Maybe that’s more a sign of compatibility with Elijah Wood’s production company SpectreVision’s dedication to the anachronistic cosmic horror oeuvre than anything else; the opening scene of a Wiccan ceremony feels extremely Mandy. And that indulgent, over-the-top visual aesthetic becomes something of a necessity when it comes to Lovecraft adaptations. His stories thrive on leaving all the horror just at the fingertips of the reader, never quite walking you directly into the horror but certainly up to it and asking you to, just maybe, reach out to it.

As you can imagine, that doesn’t work for cinema, an incredibly sensory-dependent medium. And the problem is compounded here in this particular story. A strange meteorite crashes into a New England farm, and as its influence spreads across plants and animals and eventually people, they begin to exhibit this unseeable color from outer space. (Hence the title.)

Color Out of Space

Stanley smartly just dodges this conundrum altogether and just puts it all on the screen. As this alien thing starts to fuse together everything it touches into grotesque objects of misfortune, it creates this beautiful but sickening miasma of pink and purple. It provides an incredibly stark contrast with the early half the film, where we solidly settle into a quaint rural life of the Gardner family.

While we begin with recovering artist Nathan (Cage) just dealing with relatively sedate family drama, the slow creep of this brightly colored invasion doesn’t smother any of it but instead amplifies it. The wife Theresa (Joely Richardson) refusal to give up on her old stock trader life turns into an obsession. The daughter Lavinia (Madeleine Arthur) amps up her Wiccan proclivities and the son Benny (Brendan Meyer) goes full space cadet. But most vividly, Nathan loses his grasp on his dedication to the farm life.

This might be the most obvious and indulgent patriarchal Cage since Mom and Dad. His swings from tender to manic are as hair-trigger as they’ve ever been. From a completely surreal affinity for alpacas to a next-level meltdown crammed into the cab of a pickup truck, this is a tremendous refinement of the Cage experience.

Color Out of Space

It feels like Stanley directed Cage knowing just how much pent-up rage he had from all those years following his Hollywood blacklisting from being booted off the set of the 1996 The Island of Dr. Moreau. Watching this film feels like watching a pressure cooker hit a critical failure. It’s normal operation until it catastrophically isn’t, and Stanley hits you with the full force of 20 years of repressed insanity. It’s a contest between Cage and Stanley to see who can scream louder and more wildly into the colorful abyss.
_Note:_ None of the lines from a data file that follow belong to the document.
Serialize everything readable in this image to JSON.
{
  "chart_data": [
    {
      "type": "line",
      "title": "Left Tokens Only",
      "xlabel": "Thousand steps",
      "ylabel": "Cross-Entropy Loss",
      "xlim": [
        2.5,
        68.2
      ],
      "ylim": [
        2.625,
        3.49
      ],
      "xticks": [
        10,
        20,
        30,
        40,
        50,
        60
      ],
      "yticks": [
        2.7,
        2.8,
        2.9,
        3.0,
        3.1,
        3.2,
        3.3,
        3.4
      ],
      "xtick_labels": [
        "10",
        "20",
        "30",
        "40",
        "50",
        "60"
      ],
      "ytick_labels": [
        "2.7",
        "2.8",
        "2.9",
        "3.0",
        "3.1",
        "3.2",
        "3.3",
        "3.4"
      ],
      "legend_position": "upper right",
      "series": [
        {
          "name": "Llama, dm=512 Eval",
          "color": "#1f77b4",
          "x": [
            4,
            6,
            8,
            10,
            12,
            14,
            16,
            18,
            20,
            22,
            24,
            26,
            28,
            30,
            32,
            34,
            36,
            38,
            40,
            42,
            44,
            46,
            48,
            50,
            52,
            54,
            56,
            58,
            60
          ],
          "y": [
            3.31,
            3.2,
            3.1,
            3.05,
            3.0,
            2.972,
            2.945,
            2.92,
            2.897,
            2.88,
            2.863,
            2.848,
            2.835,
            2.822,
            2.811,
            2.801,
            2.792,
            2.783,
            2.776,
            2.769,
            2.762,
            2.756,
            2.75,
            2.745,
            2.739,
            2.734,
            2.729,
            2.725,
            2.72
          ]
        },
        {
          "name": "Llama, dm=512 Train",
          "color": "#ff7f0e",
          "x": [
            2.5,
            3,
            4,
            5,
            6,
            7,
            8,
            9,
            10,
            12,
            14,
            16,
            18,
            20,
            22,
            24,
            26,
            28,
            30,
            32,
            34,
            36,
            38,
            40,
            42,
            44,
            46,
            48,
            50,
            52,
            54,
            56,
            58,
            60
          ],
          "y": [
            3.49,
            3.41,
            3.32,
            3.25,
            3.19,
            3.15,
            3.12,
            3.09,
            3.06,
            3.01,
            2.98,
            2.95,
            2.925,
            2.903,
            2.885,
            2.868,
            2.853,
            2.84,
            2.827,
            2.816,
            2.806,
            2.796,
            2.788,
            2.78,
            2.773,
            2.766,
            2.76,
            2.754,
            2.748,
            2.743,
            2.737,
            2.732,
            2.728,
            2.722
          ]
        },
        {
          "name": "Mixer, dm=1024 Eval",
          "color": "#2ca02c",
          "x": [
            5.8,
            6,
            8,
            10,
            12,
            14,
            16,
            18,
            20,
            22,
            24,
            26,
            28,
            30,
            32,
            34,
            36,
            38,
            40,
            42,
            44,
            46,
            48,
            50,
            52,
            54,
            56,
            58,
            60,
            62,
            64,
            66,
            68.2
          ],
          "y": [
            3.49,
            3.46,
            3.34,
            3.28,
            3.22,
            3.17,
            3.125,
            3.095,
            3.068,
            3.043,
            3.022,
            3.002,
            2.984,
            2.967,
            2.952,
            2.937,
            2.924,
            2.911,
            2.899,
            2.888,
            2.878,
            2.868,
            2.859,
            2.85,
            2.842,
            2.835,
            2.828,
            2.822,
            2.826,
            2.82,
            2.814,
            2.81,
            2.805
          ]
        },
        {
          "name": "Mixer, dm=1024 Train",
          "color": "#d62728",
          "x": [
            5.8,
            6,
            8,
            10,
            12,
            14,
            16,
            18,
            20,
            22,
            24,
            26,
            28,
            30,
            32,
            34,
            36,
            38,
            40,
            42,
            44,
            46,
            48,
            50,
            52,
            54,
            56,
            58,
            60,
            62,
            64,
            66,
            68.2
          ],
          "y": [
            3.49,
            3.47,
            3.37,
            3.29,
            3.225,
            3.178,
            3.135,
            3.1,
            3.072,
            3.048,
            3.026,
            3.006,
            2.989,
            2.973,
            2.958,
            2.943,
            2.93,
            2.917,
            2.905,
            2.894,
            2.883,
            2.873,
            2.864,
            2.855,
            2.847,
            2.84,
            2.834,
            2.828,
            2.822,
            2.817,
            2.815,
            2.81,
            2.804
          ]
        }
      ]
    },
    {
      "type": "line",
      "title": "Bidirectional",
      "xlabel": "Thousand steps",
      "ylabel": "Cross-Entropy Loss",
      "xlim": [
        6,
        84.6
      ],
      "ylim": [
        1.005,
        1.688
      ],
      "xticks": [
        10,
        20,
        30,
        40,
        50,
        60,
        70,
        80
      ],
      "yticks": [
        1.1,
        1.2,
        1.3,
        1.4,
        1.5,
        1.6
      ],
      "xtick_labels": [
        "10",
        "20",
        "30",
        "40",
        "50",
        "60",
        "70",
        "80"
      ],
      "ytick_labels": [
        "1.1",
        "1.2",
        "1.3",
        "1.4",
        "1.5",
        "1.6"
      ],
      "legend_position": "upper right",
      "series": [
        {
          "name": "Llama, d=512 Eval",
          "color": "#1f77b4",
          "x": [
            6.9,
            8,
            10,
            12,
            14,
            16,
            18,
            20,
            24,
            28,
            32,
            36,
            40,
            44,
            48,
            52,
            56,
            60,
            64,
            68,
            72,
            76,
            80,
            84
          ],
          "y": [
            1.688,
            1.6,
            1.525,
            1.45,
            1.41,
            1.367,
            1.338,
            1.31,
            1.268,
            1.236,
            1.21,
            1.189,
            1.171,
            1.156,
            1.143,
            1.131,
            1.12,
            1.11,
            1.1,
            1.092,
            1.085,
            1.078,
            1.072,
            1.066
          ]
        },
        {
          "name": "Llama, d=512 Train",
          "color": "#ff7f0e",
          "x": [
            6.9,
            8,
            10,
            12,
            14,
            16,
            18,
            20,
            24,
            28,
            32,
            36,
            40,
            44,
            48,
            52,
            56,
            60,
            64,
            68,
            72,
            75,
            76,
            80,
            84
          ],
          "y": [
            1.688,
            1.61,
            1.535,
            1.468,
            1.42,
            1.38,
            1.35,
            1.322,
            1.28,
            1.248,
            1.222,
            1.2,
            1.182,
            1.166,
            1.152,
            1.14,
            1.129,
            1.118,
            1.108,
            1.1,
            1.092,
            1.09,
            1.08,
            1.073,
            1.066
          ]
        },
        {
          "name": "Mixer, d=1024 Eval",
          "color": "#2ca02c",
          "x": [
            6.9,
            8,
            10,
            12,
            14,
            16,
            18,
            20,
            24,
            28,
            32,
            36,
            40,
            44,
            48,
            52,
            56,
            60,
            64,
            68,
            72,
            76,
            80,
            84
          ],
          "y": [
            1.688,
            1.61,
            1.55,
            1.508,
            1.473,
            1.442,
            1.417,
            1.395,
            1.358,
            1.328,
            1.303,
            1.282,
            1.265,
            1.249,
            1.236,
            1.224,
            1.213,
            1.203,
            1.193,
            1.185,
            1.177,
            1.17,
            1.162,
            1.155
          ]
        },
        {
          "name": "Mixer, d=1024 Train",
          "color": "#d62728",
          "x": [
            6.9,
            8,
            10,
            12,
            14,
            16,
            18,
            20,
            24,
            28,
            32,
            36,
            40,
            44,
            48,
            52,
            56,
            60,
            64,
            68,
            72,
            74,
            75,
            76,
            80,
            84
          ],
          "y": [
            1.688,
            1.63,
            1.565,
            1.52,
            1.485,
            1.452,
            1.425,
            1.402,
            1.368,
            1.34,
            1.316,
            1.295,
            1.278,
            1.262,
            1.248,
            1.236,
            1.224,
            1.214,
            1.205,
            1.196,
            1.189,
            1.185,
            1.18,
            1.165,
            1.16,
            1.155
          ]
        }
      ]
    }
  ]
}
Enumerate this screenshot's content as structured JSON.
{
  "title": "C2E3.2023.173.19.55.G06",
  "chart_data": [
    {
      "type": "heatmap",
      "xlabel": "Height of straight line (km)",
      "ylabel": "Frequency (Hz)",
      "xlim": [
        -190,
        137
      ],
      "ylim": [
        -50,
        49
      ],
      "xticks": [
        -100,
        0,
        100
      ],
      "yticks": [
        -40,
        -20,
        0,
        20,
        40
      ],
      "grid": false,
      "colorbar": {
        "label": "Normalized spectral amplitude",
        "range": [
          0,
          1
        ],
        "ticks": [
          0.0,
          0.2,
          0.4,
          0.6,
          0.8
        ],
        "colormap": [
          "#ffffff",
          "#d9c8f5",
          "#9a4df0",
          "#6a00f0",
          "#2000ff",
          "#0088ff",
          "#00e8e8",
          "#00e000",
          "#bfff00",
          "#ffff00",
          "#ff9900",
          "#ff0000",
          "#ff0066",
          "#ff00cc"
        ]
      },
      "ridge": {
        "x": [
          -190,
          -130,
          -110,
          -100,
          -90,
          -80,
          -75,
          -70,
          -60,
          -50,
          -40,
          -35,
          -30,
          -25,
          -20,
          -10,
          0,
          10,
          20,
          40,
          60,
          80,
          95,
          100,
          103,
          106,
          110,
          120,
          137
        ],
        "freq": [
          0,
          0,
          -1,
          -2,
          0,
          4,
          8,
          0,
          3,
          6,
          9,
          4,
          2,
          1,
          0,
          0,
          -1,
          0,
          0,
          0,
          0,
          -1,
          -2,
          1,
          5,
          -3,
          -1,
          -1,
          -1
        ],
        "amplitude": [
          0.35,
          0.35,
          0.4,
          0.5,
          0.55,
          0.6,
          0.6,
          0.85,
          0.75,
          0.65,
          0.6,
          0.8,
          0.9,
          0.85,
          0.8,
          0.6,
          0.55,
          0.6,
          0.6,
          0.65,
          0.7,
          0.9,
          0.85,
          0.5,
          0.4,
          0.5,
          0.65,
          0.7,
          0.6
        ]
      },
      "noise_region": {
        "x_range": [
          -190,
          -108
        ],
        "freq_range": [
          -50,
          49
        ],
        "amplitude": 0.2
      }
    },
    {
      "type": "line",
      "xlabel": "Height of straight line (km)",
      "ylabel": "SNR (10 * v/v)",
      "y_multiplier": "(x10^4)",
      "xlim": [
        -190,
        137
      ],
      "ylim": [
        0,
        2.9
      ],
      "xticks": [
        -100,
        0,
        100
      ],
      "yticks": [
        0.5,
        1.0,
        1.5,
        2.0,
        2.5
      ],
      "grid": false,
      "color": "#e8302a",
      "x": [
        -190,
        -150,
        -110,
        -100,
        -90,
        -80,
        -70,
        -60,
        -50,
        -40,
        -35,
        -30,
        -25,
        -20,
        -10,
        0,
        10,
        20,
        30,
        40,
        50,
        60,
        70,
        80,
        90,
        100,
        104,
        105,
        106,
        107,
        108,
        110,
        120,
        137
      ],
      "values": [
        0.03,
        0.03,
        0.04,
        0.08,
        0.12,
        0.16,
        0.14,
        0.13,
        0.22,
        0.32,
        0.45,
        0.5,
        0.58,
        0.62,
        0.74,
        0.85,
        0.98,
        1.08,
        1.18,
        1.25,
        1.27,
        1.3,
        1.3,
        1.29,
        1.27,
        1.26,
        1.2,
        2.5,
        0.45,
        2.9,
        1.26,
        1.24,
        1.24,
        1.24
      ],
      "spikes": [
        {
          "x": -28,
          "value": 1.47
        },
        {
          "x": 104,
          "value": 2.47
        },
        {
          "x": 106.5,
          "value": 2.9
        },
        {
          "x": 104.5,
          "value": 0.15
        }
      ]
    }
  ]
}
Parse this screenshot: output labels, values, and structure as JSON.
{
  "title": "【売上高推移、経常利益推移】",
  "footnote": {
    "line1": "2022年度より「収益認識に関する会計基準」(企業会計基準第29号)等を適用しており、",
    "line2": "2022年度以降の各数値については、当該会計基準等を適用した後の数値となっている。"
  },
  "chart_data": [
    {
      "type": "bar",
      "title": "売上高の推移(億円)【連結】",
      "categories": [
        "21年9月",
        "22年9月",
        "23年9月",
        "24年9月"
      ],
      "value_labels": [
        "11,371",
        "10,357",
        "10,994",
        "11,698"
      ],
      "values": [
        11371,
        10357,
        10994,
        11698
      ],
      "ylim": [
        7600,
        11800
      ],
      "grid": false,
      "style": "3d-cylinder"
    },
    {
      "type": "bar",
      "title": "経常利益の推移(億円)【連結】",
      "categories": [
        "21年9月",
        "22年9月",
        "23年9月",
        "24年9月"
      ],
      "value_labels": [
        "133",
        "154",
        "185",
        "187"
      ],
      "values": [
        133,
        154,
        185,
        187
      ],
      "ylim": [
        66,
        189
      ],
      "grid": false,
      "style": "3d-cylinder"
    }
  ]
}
Surprisingly, we never lose sight of the humans of this story. Their experiences through all this are always in frame, even as our eyes sear themselves shut from the raw otherworldly heat radiating off the screen, right before we willingly and hungrily rip them open again. This, a clearly low-budget operation, has a few missteps, but for a rabid, awesomely terrifying film, there’s not much more you can ask for.